We ask: How does the number of documents affect the work Elasticsearch does to apply the filter?
Analyze the time complexity of the following code snippet.
{
"aggs": {
"filtered_data": {
"filter": {
"term": { "status": "active" }
}
}
}
}
This snippet filters documents where the field status equals active and aggregates the count.
Look for repeated work Elasticsearch does when applying the filter.
- Primary operation: Checking each document's
statusfield against the filter value. - How many times: Once for every document in the index.
As the number of documents grows, Elasticsearch checks more documents to find matches.
| Input Size (n) | Approx.

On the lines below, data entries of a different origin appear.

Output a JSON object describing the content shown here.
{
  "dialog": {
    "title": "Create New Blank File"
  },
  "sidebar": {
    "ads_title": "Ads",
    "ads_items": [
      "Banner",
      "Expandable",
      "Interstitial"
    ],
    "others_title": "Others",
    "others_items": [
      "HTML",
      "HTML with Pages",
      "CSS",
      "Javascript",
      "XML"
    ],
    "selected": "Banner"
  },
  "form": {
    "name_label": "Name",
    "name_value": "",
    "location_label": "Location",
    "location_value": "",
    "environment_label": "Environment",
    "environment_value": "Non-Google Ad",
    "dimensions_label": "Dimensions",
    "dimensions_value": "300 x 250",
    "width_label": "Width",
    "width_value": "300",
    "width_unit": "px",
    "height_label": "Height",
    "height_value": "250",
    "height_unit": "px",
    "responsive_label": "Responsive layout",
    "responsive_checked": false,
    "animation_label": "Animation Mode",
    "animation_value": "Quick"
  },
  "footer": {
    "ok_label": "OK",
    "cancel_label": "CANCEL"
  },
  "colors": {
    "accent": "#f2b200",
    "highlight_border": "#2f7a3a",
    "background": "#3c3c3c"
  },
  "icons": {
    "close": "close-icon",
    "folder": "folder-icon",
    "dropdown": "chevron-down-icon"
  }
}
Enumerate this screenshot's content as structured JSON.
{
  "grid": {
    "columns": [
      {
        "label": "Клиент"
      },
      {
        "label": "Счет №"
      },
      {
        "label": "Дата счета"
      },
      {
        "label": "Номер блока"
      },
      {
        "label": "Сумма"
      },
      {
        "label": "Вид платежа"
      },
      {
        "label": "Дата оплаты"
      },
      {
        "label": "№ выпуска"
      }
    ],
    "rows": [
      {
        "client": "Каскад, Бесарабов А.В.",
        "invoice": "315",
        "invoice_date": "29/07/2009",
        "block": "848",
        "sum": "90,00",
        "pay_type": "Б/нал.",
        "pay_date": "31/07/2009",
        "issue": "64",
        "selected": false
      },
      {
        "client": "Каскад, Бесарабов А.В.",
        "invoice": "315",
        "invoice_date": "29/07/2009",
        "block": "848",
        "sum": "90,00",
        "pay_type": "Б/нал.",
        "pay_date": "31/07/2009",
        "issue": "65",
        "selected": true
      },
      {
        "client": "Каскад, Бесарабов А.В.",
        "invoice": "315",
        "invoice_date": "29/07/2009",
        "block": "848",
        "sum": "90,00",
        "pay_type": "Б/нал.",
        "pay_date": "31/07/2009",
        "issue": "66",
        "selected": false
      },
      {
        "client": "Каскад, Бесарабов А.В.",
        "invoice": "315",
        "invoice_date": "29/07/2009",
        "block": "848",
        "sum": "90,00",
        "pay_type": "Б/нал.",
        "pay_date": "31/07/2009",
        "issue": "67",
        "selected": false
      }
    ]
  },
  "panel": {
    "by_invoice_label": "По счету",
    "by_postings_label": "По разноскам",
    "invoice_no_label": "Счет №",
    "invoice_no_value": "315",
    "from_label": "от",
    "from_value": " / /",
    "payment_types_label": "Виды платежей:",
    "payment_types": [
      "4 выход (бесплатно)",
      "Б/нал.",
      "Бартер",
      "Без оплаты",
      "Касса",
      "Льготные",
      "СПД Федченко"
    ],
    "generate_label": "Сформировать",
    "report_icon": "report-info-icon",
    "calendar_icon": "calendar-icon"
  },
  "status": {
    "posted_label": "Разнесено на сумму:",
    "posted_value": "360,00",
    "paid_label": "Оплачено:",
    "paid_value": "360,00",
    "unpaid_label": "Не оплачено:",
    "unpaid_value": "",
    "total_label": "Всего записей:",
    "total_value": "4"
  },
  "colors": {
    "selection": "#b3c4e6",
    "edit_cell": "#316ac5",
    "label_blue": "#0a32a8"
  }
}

Operations |
|---|---|
| 10 | 10 checks |
| 100 | 100 checks |
| 1000 | 1000 checks |
Pattern observation: The work grows directly with the number of documents.
Time Complexity: O(n)
This means the time to apply the filter grows in a straight line as the number of documents increases.
[X] Wrong: "Filter aggregation runs instantly no matter how many documents there are."
[OK] Correct: Elasticsearch must check each document to see if it matches the filter, so more documents mean more work.
Understanding how filters scale helps you explain how search engines handle large data efficiently and why indexing matters.
What if we added a second filter inside a bool must clause? How would the time complexity change?